My knowledge of dinosaurs is largely a collection of factoids, which rarely comes into a coherent picture of life long ago. But the factoids can be cool.
The Makoshika display had interesting bits about the big frill on the Triceratops. It had a lot of blood vessels, which possibly fed a network of feathers or a colorful keratin sheath. Elsewhere I’ve seen that the horns of an adult Triceratops are actually hollow and wouldn’t be much use for self defense. Perhaps it was just a showy display to attract the lady Triceratops?

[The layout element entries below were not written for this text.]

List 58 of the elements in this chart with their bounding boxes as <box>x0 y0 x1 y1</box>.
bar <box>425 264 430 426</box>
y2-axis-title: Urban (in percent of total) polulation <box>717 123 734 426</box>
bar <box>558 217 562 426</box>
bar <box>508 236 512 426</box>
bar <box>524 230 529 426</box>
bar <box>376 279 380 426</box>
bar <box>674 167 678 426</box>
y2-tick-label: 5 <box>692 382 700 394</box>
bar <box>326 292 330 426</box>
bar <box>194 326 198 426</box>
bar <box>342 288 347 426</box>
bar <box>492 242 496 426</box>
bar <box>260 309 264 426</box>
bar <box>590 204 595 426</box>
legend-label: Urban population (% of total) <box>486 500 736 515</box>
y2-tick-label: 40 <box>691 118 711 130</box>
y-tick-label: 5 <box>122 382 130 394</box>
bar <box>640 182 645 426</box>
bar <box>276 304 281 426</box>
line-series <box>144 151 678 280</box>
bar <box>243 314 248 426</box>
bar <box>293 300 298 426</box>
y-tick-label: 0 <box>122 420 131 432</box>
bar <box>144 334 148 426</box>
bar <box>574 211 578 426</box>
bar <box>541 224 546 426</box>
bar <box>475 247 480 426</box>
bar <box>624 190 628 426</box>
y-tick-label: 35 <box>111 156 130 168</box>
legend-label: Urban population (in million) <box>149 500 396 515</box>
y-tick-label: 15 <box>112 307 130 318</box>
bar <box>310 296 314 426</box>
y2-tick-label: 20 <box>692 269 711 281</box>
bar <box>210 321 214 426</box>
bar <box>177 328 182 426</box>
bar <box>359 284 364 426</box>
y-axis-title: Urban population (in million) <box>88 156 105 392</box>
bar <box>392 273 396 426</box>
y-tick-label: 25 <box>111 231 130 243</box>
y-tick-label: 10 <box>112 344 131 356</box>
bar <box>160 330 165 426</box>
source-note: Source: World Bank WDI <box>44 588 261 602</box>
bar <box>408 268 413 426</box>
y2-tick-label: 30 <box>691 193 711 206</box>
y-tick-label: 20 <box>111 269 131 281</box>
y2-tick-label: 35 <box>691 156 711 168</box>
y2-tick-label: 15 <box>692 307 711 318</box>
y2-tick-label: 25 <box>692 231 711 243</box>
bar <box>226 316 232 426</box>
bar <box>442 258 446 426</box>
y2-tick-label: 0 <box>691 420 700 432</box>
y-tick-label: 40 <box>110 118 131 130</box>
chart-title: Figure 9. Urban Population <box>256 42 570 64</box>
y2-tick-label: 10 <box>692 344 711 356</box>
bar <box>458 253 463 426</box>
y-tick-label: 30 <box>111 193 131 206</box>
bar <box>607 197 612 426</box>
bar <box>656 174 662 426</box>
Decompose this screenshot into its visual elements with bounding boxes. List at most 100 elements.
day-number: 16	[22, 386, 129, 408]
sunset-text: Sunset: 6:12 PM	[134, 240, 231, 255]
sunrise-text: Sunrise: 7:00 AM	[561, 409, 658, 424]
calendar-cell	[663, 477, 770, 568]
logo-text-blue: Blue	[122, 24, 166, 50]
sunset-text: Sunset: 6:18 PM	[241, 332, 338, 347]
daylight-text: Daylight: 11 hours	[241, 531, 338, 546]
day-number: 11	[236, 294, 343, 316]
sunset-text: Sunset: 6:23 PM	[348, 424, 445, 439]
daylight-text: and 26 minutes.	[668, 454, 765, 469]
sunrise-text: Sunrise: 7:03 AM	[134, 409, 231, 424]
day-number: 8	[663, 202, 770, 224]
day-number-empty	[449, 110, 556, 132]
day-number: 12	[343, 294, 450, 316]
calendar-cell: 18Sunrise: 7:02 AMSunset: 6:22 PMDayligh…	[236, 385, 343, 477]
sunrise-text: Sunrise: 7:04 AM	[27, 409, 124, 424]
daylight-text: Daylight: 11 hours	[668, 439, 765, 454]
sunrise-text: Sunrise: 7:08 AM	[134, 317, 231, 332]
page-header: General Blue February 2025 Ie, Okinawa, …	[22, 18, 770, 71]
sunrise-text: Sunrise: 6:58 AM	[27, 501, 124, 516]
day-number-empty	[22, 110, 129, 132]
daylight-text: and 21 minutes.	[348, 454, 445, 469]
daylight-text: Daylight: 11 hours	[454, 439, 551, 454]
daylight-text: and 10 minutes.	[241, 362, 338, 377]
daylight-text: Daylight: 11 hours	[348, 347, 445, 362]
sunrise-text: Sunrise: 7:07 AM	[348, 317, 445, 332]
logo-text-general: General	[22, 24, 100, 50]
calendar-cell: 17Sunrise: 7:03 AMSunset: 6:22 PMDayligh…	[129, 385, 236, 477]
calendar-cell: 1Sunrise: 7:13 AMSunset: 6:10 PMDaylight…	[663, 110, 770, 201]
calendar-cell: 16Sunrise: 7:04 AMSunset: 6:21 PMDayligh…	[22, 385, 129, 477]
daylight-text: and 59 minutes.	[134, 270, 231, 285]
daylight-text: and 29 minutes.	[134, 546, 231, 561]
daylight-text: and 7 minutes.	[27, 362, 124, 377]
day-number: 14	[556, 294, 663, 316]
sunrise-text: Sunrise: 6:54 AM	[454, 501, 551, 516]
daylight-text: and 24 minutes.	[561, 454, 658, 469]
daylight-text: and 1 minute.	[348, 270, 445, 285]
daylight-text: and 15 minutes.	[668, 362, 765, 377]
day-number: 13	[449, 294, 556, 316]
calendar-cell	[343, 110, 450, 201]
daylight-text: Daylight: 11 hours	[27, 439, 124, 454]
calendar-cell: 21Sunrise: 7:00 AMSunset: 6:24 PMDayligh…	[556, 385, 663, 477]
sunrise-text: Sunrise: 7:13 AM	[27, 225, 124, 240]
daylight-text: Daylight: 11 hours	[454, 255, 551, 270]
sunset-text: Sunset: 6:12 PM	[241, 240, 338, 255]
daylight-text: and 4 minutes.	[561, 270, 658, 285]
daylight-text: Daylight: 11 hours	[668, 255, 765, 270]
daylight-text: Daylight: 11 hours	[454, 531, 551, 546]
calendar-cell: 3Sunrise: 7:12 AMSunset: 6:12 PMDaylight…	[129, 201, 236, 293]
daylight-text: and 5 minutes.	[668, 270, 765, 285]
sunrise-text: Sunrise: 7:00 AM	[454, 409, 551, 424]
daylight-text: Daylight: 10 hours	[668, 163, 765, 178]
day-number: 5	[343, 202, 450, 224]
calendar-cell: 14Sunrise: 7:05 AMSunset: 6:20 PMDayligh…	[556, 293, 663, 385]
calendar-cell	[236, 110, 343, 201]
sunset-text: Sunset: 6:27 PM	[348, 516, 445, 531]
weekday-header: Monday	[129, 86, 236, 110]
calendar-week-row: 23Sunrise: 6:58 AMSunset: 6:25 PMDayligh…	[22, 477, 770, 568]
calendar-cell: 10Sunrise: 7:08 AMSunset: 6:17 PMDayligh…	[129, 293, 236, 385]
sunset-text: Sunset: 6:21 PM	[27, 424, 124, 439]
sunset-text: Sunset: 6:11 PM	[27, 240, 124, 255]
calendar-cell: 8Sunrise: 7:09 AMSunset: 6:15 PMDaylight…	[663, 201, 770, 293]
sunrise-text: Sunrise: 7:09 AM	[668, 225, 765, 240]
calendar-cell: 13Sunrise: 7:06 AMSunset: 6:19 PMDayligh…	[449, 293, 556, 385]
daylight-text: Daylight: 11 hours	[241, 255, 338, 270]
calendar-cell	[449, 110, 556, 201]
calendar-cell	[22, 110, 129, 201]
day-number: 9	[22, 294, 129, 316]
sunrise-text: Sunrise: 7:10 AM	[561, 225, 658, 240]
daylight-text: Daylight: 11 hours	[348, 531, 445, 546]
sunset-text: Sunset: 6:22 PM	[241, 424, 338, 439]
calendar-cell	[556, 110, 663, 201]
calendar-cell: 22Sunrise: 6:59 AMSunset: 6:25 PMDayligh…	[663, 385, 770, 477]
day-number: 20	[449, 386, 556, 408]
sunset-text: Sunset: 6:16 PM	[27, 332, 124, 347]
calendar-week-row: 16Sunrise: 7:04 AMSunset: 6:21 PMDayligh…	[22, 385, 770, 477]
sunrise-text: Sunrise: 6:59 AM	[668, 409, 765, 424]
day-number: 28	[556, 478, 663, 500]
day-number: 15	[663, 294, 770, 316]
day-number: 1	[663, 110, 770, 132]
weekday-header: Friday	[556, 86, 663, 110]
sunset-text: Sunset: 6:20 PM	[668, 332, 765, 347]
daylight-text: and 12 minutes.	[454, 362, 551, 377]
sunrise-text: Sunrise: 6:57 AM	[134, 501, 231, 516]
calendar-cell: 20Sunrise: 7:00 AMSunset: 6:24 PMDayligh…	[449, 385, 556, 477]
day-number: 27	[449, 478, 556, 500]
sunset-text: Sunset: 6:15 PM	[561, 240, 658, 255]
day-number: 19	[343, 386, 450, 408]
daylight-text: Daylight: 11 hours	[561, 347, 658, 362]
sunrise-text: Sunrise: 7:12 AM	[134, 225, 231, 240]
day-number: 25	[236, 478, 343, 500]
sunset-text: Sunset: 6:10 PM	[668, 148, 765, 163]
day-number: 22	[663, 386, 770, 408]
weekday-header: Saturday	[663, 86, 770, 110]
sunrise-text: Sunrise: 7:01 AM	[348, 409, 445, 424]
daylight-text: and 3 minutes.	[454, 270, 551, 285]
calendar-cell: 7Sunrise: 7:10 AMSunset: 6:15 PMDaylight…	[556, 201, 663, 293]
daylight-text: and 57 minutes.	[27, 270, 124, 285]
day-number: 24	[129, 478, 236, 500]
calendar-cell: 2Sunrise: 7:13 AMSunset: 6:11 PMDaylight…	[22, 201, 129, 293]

We also drove into the state park, if only as far as the pavement went. You know the book “Where the Sidewalk Ends”? We went past that, to where the pavement ends! Also found out that a 15% grade is pretty darn steep. Not quite as bad as going up Mount Nebo near Dardanelle, Arkansas, but pretty serious. We climbed it without the trailer attached, of course.
Again, we’re lucky that the area has had so much rain, more rain than usual for this time of year. As in Theodore Roosevelt National Park (more on that in another post), we were delighted to see so many flowers, including the Prairie Echinacea. Even so, it’s getting pretty dry here.
The other museum on the dinosaur trail is the Frontier Gateway Museum (https://mtdinotrail.org/frontier-gateway-museum/), which is mostly a repository of information and artifacts from the area’s history. Still, it has a nice section on fossils, including a locally discovered example of a Struthiomimus, which is an analog of today’s ostrich.

The museum also has a tribute to Doc Hiatt, who spent 35 years collecting in the badlands. He’s another of the many amateurs who have contributed much to paleontology and geology in the area.

Then there is the tribute to “Cousin” Clyde Lamb, who probably is no relation since he could actually draw. Local kid achieves measure of fame with cartoons.